Du gauchisme au centre-gauche. Du rouge au vert.
L'anti « encarté ». L'homme des majorités d'idées. Le pourfendeur de la langue de bois.
Je comprends que certains d'entre vous puissent être irrités par l'homme médiatique, le bateleur, le côté cabotin du personnage.
Mais quel extraordinaire fédérateur !
Déjà, en 1999, il avait su remettre les Verts sur le bon chemin puis ceux-ci, de bisbilles en petitesses, étaient retombés au plus bas.
Cette année, qui d'autre que lui aurait imaginé réunir ensemble les amis de Nicolas Hulot, des associations écologiques, Eva Joly, les Verts, José Bové.
Faire en sorte qu'ils se parlent, s'apprécient, qu'ils tirent profit de leurs différences.
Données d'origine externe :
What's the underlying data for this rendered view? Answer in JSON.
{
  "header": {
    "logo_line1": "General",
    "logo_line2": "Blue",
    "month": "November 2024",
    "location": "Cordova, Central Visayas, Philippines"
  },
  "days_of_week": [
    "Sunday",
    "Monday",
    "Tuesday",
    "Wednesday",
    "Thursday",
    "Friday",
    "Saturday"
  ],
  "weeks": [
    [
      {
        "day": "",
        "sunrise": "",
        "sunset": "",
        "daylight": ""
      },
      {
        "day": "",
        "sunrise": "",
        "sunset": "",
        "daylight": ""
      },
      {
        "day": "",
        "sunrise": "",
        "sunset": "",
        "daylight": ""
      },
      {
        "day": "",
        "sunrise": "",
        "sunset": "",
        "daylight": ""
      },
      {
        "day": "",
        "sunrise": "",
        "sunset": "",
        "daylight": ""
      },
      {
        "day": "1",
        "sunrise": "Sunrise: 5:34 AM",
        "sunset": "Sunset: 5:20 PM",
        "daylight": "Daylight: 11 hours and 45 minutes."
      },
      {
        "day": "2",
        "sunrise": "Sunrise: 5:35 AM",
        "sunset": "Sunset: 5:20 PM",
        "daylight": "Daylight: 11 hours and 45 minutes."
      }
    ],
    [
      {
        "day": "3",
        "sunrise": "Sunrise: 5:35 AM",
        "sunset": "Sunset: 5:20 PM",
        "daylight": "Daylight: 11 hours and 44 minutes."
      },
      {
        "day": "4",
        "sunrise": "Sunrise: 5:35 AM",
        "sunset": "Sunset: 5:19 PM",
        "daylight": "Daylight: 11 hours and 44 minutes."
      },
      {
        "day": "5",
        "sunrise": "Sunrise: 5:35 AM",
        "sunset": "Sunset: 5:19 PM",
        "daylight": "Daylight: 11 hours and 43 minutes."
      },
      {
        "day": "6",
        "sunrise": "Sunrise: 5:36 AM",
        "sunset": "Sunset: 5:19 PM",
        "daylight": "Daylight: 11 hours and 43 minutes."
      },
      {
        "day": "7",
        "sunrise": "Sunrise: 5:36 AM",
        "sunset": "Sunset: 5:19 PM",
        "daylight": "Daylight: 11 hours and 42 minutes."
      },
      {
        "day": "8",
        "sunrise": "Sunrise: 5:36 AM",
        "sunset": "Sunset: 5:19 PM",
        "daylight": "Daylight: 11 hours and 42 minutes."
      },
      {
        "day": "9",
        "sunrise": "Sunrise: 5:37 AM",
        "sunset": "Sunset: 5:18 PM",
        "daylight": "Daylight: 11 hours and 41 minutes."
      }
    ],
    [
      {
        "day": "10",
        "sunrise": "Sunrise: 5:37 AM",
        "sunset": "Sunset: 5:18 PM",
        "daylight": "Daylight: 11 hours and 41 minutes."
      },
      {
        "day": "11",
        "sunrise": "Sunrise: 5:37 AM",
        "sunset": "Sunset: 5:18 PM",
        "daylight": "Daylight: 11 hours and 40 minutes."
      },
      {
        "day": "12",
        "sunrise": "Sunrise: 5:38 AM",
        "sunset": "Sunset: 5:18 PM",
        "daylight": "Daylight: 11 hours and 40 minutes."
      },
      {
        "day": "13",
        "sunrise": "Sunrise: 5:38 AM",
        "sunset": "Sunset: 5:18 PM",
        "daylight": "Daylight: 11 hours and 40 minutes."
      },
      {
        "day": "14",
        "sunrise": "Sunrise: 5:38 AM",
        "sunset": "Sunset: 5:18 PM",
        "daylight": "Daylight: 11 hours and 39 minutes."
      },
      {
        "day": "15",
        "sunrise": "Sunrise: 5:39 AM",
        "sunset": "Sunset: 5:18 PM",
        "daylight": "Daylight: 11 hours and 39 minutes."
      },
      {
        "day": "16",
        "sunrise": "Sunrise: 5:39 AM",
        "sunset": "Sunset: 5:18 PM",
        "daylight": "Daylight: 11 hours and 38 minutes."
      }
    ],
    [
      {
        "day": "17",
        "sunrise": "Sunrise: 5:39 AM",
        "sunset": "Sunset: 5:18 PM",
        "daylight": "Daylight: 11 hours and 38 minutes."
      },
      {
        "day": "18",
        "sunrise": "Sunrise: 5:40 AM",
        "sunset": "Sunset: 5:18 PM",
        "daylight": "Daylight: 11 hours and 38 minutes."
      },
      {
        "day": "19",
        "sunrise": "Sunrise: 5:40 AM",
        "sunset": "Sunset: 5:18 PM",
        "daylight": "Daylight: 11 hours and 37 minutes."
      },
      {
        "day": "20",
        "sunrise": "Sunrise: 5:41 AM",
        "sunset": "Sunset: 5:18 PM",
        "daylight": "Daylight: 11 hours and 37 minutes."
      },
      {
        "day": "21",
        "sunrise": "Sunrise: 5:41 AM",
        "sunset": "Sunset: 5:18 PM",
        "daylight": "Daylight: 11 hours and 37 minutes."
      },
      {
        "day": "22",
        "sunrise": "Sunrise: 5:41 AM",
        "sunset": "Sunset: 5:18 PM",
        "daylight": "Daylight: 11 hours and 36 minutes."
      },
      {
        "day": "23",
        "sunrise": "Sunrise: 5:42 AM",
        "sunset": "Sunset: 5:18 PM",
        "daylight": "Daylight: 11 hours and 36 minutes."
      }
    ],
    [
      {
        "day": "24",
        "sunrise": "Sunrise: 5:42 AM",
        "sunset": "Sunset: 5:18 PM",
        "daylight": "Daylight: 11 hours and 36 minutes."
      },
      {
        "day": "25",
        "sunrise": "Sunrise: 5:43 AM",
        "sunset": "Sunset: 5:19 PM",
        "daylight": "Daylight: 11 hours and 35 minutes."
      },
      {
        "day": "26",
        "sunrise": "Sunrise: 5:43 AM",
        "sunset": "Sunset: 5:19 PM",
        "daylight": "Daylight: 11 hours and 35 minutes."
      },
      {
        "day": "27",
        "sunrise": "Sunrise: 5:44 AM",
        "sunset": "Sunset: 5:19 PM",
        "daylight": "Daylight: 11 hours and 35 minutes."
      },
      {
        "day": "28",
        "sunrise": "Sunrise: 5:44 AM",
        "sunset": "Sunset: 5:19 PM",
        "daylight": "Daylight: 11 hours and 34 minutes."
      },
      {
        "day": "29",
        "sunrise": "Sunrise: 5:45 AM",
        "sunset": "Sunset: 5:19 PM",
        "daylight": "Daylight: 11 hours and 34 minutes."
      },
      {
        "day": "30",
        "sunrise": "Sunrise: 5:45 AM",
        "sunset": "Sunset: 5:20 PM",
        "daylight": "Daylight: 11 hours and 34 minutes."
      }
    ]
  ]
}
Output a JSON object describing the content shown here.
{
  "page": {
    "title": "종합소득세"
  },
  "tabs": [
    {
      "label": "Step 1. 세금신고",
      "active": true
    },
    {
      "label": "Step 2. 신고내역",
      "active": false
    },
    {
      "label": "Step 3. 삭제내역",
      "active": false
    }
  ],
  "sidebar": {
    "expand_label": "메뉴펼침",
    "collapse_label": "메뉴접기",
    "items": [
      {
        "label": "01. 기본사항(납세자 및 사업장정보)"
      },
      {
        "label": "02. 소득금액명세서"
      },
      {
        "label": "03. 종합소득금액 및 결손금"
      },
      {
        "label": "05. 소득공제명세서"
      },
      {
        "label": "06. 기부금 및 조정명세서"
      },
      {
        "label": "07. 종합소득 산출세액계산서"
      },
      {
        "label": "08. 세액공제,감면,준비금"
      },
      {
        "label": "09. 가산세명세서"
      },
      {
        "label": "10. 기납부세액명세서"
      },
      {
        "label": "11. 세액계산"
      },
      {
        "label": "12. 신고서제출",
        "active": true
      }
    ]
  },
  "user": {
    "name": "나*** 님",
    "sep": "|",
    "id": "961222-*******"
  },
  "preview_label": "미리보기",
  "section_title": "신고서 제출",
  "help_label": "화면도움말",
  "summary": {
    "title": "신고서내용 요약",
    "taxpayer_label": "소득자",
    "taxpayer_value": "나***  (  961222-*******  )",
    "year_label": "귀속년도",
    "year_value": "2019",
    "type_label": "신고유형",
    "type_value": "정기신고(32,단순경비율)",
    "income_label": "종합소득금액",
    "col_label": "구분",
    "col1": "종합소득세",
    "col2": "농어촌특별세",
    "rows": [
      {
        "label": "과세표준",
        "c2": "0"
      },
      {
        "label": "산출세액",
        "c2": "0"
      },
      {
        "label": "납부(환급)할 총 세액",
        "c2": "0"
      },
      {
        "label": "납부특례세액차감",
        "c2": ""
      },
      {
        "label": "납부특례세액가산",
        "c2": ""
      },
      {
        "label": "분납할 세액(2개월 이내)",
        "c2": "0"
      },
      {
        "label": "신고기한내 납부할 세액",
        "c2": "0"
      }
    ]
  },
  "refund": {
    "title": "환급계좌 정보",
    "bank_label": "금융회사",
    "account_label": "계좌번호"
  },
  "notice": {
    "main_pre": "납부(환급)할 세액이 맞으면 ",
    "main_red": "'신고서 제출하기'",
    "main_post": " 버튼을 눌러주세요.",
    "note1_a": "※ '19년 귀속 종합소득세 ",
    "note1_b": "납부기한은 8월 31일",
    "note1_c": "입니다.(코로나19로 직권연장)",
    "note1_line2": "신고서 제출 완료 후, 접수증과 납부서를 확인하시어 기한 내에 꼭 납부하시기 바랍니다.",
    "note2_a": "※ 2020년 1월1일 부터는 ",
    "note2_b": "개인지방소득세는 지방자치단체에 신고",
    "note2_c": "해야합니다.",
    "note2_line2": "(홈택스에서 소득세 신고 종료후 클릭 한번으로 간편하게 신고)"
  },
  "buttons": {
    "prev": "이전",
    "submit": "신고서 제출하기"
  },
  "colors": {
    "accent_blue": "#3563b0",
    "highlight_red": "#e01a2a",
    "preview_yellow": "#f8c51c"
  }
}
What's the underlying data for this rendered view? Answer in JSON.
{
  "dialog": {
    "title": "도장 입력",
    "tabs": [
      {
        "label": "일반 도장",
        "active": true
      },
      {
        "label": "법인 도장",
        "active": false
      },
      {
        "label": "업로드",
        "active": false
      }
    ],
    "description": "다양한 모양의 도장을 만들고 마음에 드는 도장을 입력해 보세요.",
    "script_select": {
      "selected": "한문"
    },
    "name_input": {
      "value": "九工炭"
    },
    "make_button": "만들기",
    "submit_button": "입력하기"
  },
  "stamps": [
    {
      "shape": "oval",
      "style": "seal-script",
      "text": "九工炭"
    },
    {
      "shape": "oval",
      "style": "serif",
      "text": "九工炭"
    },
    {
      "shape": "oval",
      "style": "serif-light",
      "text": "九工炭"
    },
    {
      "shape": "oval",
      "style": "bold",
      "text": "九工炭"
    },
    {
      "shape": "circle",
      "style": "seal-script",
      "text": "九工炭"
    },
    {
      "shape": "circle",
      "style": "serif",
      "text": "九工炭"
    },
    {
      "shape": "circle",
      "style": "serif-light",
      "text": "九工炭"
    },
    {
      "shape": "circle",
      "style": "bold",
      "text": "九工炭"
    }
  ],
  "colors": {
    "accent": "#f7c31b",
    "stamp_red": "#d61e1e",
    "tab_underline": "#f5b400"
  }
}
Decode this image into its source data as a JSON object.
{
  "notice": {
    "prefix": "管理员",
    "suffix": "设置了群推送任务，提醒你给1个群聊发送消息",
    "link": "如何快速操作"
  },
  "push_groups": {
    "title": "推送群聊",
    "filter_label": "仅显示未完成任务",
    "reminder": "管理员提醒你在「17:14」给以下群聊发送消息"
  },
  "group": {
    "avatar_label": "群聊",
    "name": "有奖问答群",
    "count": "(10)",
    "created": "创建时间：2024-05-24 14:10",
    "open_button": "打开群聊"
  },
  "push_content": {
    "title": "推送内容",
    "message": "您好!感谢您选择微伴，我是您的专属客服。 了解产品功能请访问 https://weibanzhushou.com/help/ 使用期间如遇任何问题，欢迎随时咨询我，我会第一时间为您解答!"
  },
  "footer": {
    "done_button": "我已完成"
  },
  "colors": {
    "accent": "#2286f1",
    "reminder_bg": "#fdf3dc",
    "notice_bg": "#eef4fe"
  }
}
Quel catalyseur pour faire prendre la mayonnaise entre des personnalités charismatiques, et des électeurs en panne d'avenir.
Etre l'homme qui est là où il faut quand il faut au moment où la société ancienne arrive au bout du rouleau et attend de se mettre en mouvement pour changer de mode de production, de consommation, pour arrêter de gaspiller les ressources.
Quelle énergie pour tenir bon, malgré un début de campagne décevant, sur un programme centré sur l'Europe et l'Ecologie.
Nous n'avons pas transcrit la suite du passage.